The ATC feels that many of these buyers have ‘done’ Asian destinations and are now ready to look beyond. However, the key is to position Australia as being not just another run-of-the-mill destination but one that can make staff salivate. The strategy also helps generate a higher business yield for both airlines and hotels at a time when the Australian dollar, like many Asian currencies, is losing value against stronger dollar-pegged currencies.

From Thailand, 22 buyers were invited, nearly all travel agents with five describing themselves in the manual as incentive travel specialists. All of them had organised incentives and corporate meetings before. Seven of them said that previous business sent to Australia had been specifically on request from the clients.

Country manager Thongchai Wibulsakul reports that about 70% of the outbound incentives and corporate meetings from Thailand head for Malaysia, Singapore, Hong Kong, Taiwan and China. Destinations in Asia, he says, are selected for ‘low-target achievement’ while Australia-New Zealand are for middle-target and USA/Europe for high target.
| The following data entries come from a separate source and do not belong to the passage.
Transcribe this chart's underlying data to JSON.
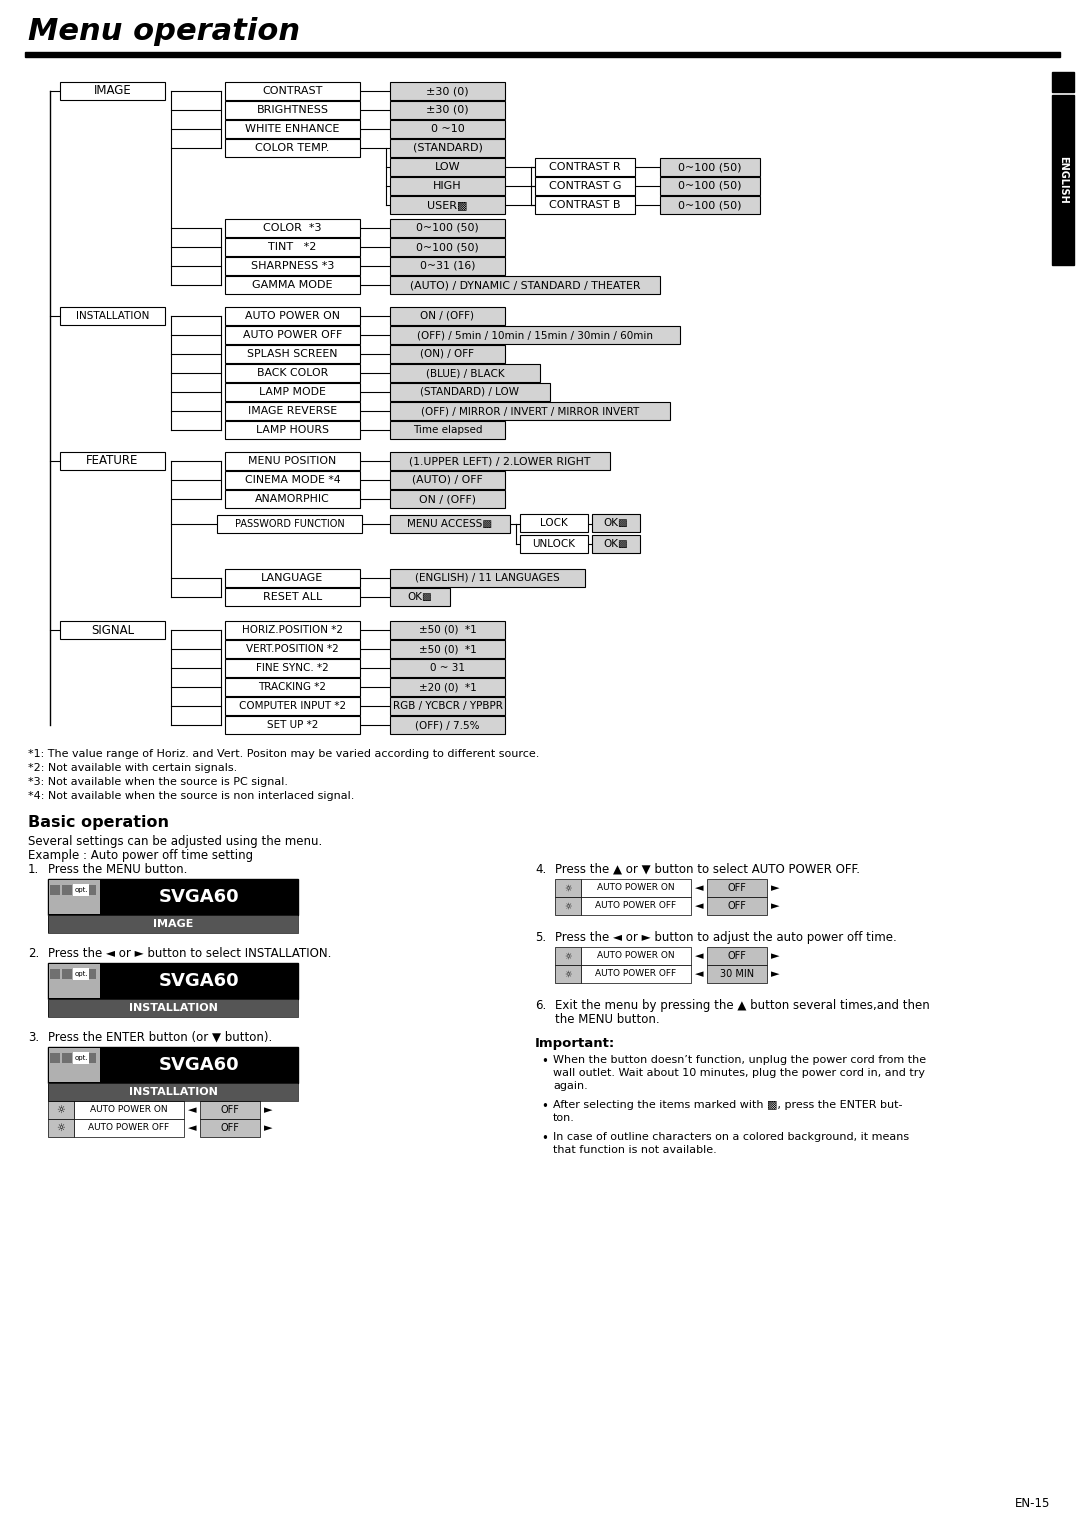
{
  "title": "Menu operation",
  "page_num": "EN-15",
  "bg_color": "#ffffff",
  "footnotes": [
    "*1: The value range of Horiz. and Vert. Positon may be varied according to different source.",
    "*2: Not available with certain signals.",
    "*3: Not available when the source is PC signal.",
    "*4: Not available when the source is non interlaced signal."
  ],
  "basic_op_title": "Basic operation",
  "basic_op_intro": "Several settings can be adjusted using the menu.",
  "basic_op_example": "Example : Auto power off time setting",
  "important_title": "Important:",
  "important_bullets": [
    "When the button doesn’t function, unplug the power cord from the wall outlet. Wait about 10 minutes, plug the power cord in, and try again.",
    "After selecting the items marked with ▩, press the ENTER but-\nton.",
    "In case of outline characters on a colored background, it means that function is not available."
  ]
}
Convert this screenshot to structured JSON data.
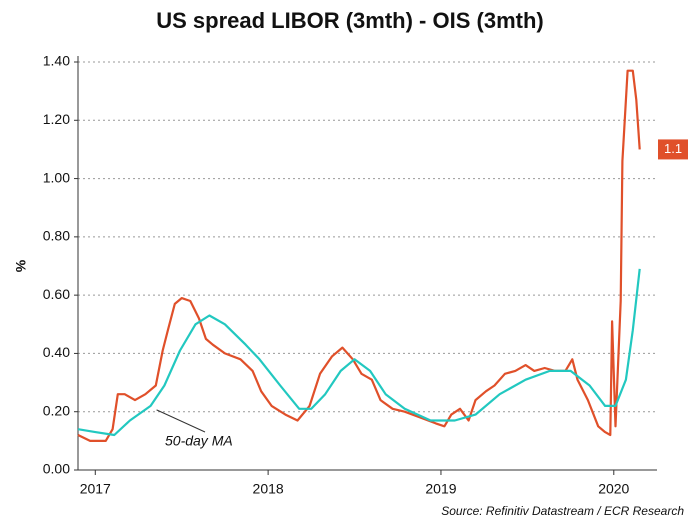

He said that in Thailand, corporate clients often decide the destination before they appoint a travel agent. Duration of the incentive and costs are of major concerns. Agents often have to make extra inclusions to their proposal on spot to win business.

Even other countries supposedly hit by economic crisis have life in them.

Australia has seen an 11% increase in arrivals from Indonesia, though that might be affected now by the further deterioration in the value of the rupiah. The ATC’s Indonesia manager Junivera Gunawan said there is potential to boost corporate travel and incentives amongst high profile industries like machinery, pharmaceuticals, banking and direct-selling companies.

Arrivals from Korea to Australia have surged 47% in 2000, with business travel on the rise again. From there, the ATC sees additional potential among cosmetics companies with a marked rise in demand for ‘experiences’ like theme-parks, hot-air ballooning, golf days and a mixture of city and nature attractions.